Now that we have the rate constant, we can determine the integrated rate law. Since the reaction is first order, the integrated rate law can be expressed as:
ln([C2H5OH]t/[C2H5OH]0) = -kt
Plugging in the values, we get:
ln([C2H5OH]t/250) = -(1.0557 s^(-1))t
To predict the pressure of C2H5OH after 900 seconds, we can rearrange the integrated rate law and solve for [C2H5OH]t:
ln([C2H5OH]t/250) = -(1.0557 s^(-1))(900 s)
[C2H5OH]t/250 = e^(-1.0557 s^(-1))(900 s)
[C2H5OH]t = 250e^(-1.0557 s^(-1))(900 s)
Calculating this using a calculator, the pressure of C2H5OH after 900 seconds is approximately 66.28 torr.
To determine the rate law for the reaction, we need to compare how the pressure of C2H5OH changes with time and identify the order of the reaction with respect to C2H5OH.
Let's analyze how the pressure of C2H5OH decreases with each time listing:
From time 0s to 100s, the pressure decreases from 250 torr to 237 torr.
From time 100s to 200s, the pressure decreases from 237 torr to 224 torr.
From time 200s to 300s, the pressure decreases from 224 torr to 211 torr.
From time 300s to 400s, the pressure decreases from 211 torr to 198 torr.
From time 400s to 500s, the pressure decreases from 198 torr to 185 torr.
It is clear that the pressure of C2H5OH decreases by a constant amount with each time interval. This suggests that the reaction follows first-order kinetics with respect to C2H5OH.
The rate law for the reaction can be expressed as:
Rate = k[C2H5OH]^1
Next, let's determine the integrated rate law.

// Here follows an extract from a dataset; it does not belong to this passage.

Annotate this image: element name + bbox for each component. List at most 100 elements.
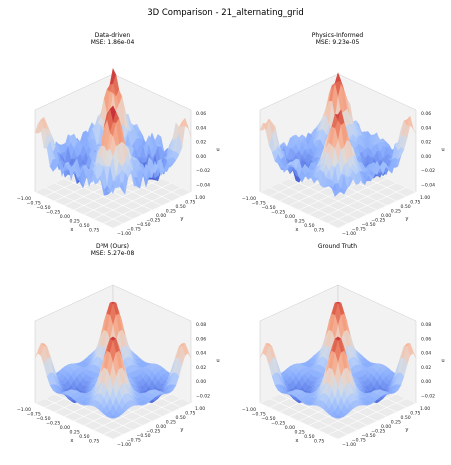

The integrated rate law can be obtained by integrating the rate law expression and solving for the concentration of C2H5OH as a function of time.

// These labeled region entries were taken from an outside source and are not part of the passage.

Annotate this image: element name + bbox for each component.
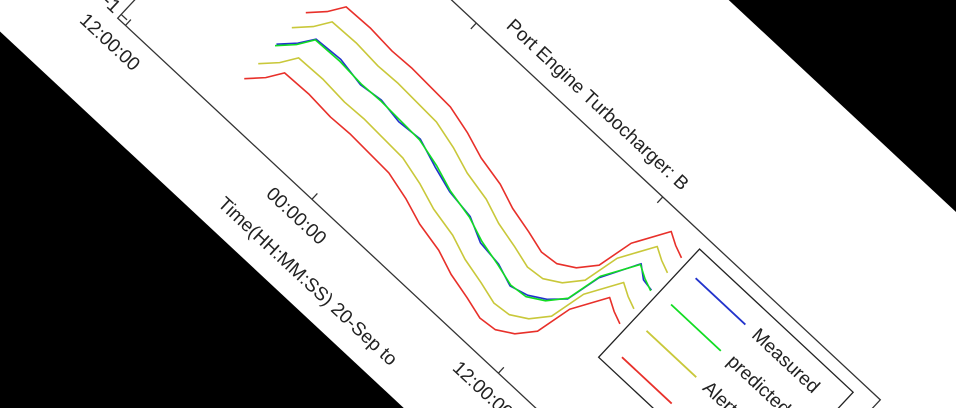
legend-swatch: [695, 277, 746, 326]
x-tick-top: [470, 22, 477, 30]
legend-swatch: [670, 303, 722, 352]
legend-swatch: [645, 330, 697, 378]
series-line: [291, 21, 669, 284]
y-tick: [120, 13, 128, 21]
legend-swatch: [621, 356, 673, 405]
plot-frame: [116, 0, 882, 408]
series-line: [274, 39, 652, 302]
x-tick: [311, 193, 318, 200]
series-line: [258, 57, 635, 320]
legend-box: [597, 248, 855, 408]
x-tick: [497, 366, 505, 374]
x-tick: [124, 19, 132, 26]
x-tick-top: [656, 196, 664, 204]
series-line: [244, 72, 621, 335]
series-line: [305, 6, 683, 269]
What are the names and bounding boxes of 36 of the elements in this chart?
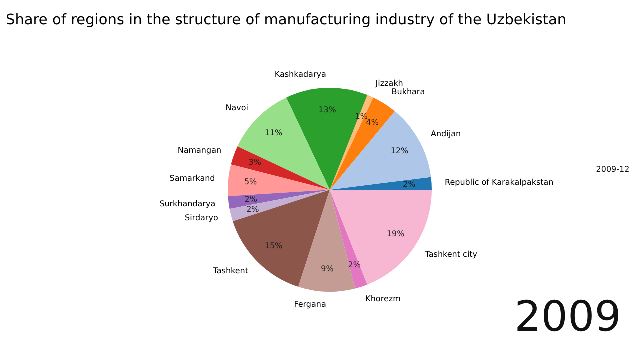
pie-slice — [231, 146, 330, 190]
slice-label: Bukhara — [392, 88, 426, 97]
chart-title: Share of regions in the structure of manufacturing industry of the Uzbekistan — [6, 12, 567, 28]
data-label: 11% — [264, 128, 284, 138]
data-label: 2% — [244, 194, 258, 204]
text: 2009 — [514, 292, 622, 341]
slice-label: Navoi — [226, 104, 248, 112]
slice-label: Samarkand — [170, 174, 216, 184]
slice-label: Andijan — [431, 129, 462, 138]
text: 2009-12 — [596, 165, 630, 174]
data-label: 4% — [366, 118, 380, 127]
pie-slice — [230, 190, 330, 222]
pie-slice — [228, 164, 330, 196]
pie-slice — [330, 177, 432, 190]
slice-label: Surkhandarya — [160, 199, 216, 208]
slice-label: Jizzakh — [374, 79, 404, 88]
slice-label: Khorezm — [366, 294, 402, 304]
data-label: 2% — [246, 204, 260, 214]
data-label: 2% — [348, 260, 362, 270]
pie-slice — [330, 111, 432, 190]
slice-label: Republic of Karakalpakstan — [445, 178, 554, 187]
slice-label: Tashkent — [212, 266, 248, 276]
data-label: 3% — [248, 158, 262, 168]
slice-label: Sirdaryo — [185, 214, 218, 223]
slice-label: Tashkent city — [424, 250, 478, 259]
slice-label: Fergana — [294, 300, 326, 310]
data-label: 13% — [318, 105, 337, 114]
slice-label: Namangan — [178, 146, 222, 155]
data-label: 12% — [390, 146, 410, 156]
data-label: 15% — [264, 241, 284, 250]
pie-slice — [286, 88, 368, 190]
data-label: 9% — [321, 264, 334, 274]
data-label: 2% — [403, 180, 416, 190]
data-label: 5% — [244, 178, 258, 187]
slice-label: Kashkadarya — [274, 70, 326, 79]
data-label: 19% — [386, 230, 406, 239]
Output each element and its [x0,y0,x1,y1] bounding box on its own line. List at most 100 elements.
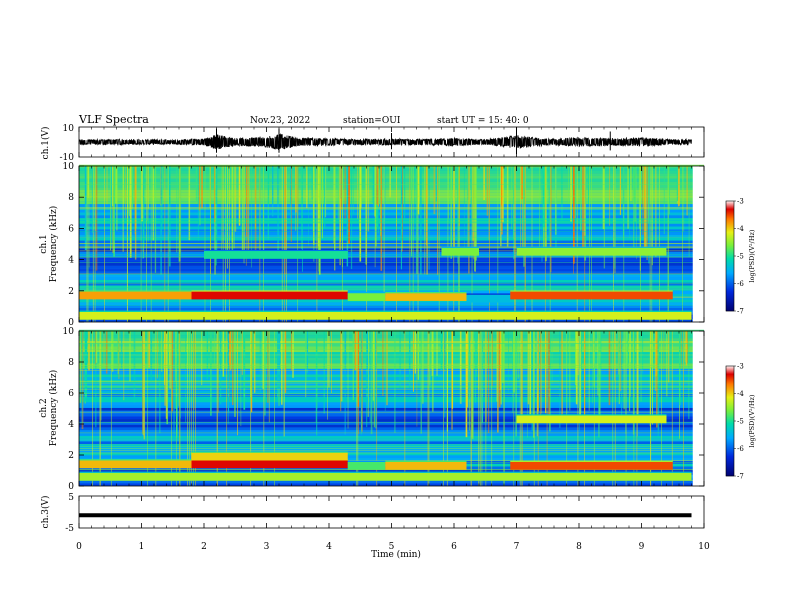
colorbar-cell [726,261,734,263]
spectrogram-sferic [394,331,396,433]
spectrogram-sferic [632,331,634,435]
spectrogram-sferic [633,166,635,201]
spectrogram-sferic [201,166,203,209]
spectrogram-row [79,229,704,233]
spectrogram-row [79,371,704,375]
spectrogram-sferic [150,331,153,381]
spectrogram-sferic-full [263,331,265,486]
spectrogram-sferic-full [478,331,480,486]
spectrogram-sferic [209,166,211,209]
colorbar-cell [726,290,734,292]
spectrogram-sferic-full [577,331,579,486]
colorbar-cell [726,212,734,214]
spectrogram-sferic [268,331,269,376]
spectrogram-narrowband [79,274,704,275]
colorbar-cell [726,412,734,414]
colorbar-cell [726,424,734,426]
spectrogram-sferic [327,331,330,388]
colorbar-cell [726,297,734,299]
spectrogram-sferic [79,331,81,404]
spectrogram-sferic-full [519,331,521,486]
spectrogram-sferic [246,166,248,238]
spectrogram-sferic [366,331,369,408]
spectrogram-row [79,187,704,191]
spectrogram-sferic [305,331,307,383]
colorbar-cell [726,300,734,302]
spectrogram-sferic [84,331,87,402]
spectrogram-sferic [122,166,124,252]
spectrogram-sferic [384,331,386,412]
spectrogram-sferic [651,331,653,425]
spectrogram-ytick-label: 2 [68,287,74,297]
spectrogram-sferic [284,166,286,275]
colorbar-cell [726,256,734,258]
spectrogram-emission-edge [466,293,511,295]
spectrogram-sferic [499,331,502,390]
colorbar-cell [726,396,734,398]
spectrogram-row [79,346,704,350]
spectrogram-sferic [646,166,648,260]
colorbar-cell [726,232,734,234]
spectrogram-sferic [222,331,225,377]
spectrogram-sferic [252,331,254,378]
spectrogram-sferic [638,166,640,229]
spectrogram-sferic [112,166,114,207]
spectrogram-row [79,396,704,400]
spectrogram-row [79,435,704,439]
spectrogram-sferic [110,166,113,246]
colorbar-cell [726,263,734,265]
spectrogram-emission-edge [191,451,348,453]
spectrogram-narrowband [79,450,704,451]
spectrogram-sferic [599,331,601,424]
spectrogram-sferic [574,166,576,219]
colorbar-cell [726,279,734,281]
spectrogram-sferic [159,331,161,434]
spectrogram-ch2-image [79,329,704,486]
colorbar-cell [726,275,734,277]
spectrogram-sferic [105,331,108,374]
colorbar-cell [726,230,734,232]
spectrogram-sferic [169,166,171,267]
colorbar-cell [726,203,734,205]
spectrogram-narrowband [79,219,704,220]
spectrogram-ch2-yticks: 0 2 4 6 8 10 [63,327,704,492]
colorbar-cell [726,293,734,295]
ch1-ytick-top: 10 [63,124,75,134]
x-tick-label: 7 [514,542,520,552]
colorbar-cell [726,291,734,293]
spectrogram-sferic [474,166,476,272]
spectrogram-sferic [214,166,216,223]
spectrogram-row [79,430,704,433]
spectrogram-sferic [94,331,96,365]
colorbar-cell [726,253,734,255]
spectrogram-narrowband [79,246,704,248]
spectrogram-sferic [128,166,129,214]
colorbar-cell [726,301,734,303]
spectrogram-sferic [175,331,176,381]
spectrogram-sferic [324,166,326,229]
spectrogram-narrowband [79,250,704,252]
spectrogram-ytick-label: 8 [68,193,74,203]
colorbar-cell [726,399,734,401]
spectrogram-sferic [656,331,658,428]
spectrogram-sferic [380,166,383,271]
colorbar-cell [726,386,734,388]
spectrogram-row [79,405,704,408]
spectrogram-sferic [111,331,114,372]
spectrogram-sferic [617,331,619,375]
spectrogram-narrowband [79,221,704,223]
spectrogram-row [79,424,704,428]
spectrogram-sferic [106,166,108,205]
spectrogram-emission-edge [204,249,348,252]
spectrogram-sferic-full [683,331,684,486]
colorbar-cell [726,452,734,454]
spectrogram-sferic [685,331,687,367]
spectrogram-sferic [548,331,550,419]
spectrogram-row [79,288,704,292]
spectrogram-sferic [360,331,363,435]
spectrogram-narrowband [79,256,704,258]
spectrogram-narrowband [79,262,704,264]
spectrogram-sferic-full [171,331,172,486]
spectrogram-sferic-full [193,331,194,486]
spectrogram-sferic [340,331,342,412]
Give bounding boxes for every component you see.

The integrated rate law for a first-order reaction is given by:
ln([C2H5OH]t/[C2H5OH]0) = -kt
Where [C2H5OH]t is the concentration of C2H5OH at time t, [C2H5OH]0 is the initial concentration of C2H5OH, k is the rate constant, and t is time.

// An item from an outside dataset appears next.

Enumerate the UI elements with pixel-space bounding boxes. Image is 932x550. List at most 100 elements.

In this case, since the pressure of C2H5OH is proportional to its concentration, we can use the partial pressures instead of concentrations.
ln(Pt/P0) = -kt
Where Pt is the pressure of C2H5OH at time t, P0 is the initial pressure of C2H5OH, k is the rate constant, and t is time.
Now, let's use the given data to calculate the rate constant, k.
Using the data at time 0s, Pt = 250 torr and t = 0s, we have:
ln(250 torr/250 torr) = -k(0s)
ln(1) = 0
0 = 0
Using the data at time 500s, Pt = 185 torr and t = 500s, we have:
ln(185 torr/250 torr) = -k(500s)
ln(0.74) = -500k
k = (ln(0.74))/(-500s)
Calculating k using the given data, we find:
k ≈ -0.0011 s^-1
Now, let's use the rate law, the integrated rate law, and the value of the rate constant to predict the pressure of C2H5OH after 900s from the start of the reaction.
Using the integrated rate law:
ln(Pt/P0) = -kt
Rearranging the equation:
Pt = P0 * e^(-kt)
Substituting the values:
Pt = 250 torr * e^(-0.0011 s^-1 * 900s)
Pt ≈ 122.24 torr
Therefore, the pressure of C2H5OH after 900s from the start of the reaction is approximately 122.24 torr.
I can get you started.
rate for 100 s is 237/100 = 2.37
rate for 200 s is 224/100 = 2.24
Then rate1 = 2.37 = k(A)^x=k(237)
and rate2 = 2.24 = k(A)^x = k(224)^x
solve for x.
Then plug rate and (A) into any one of the trials and solve for k.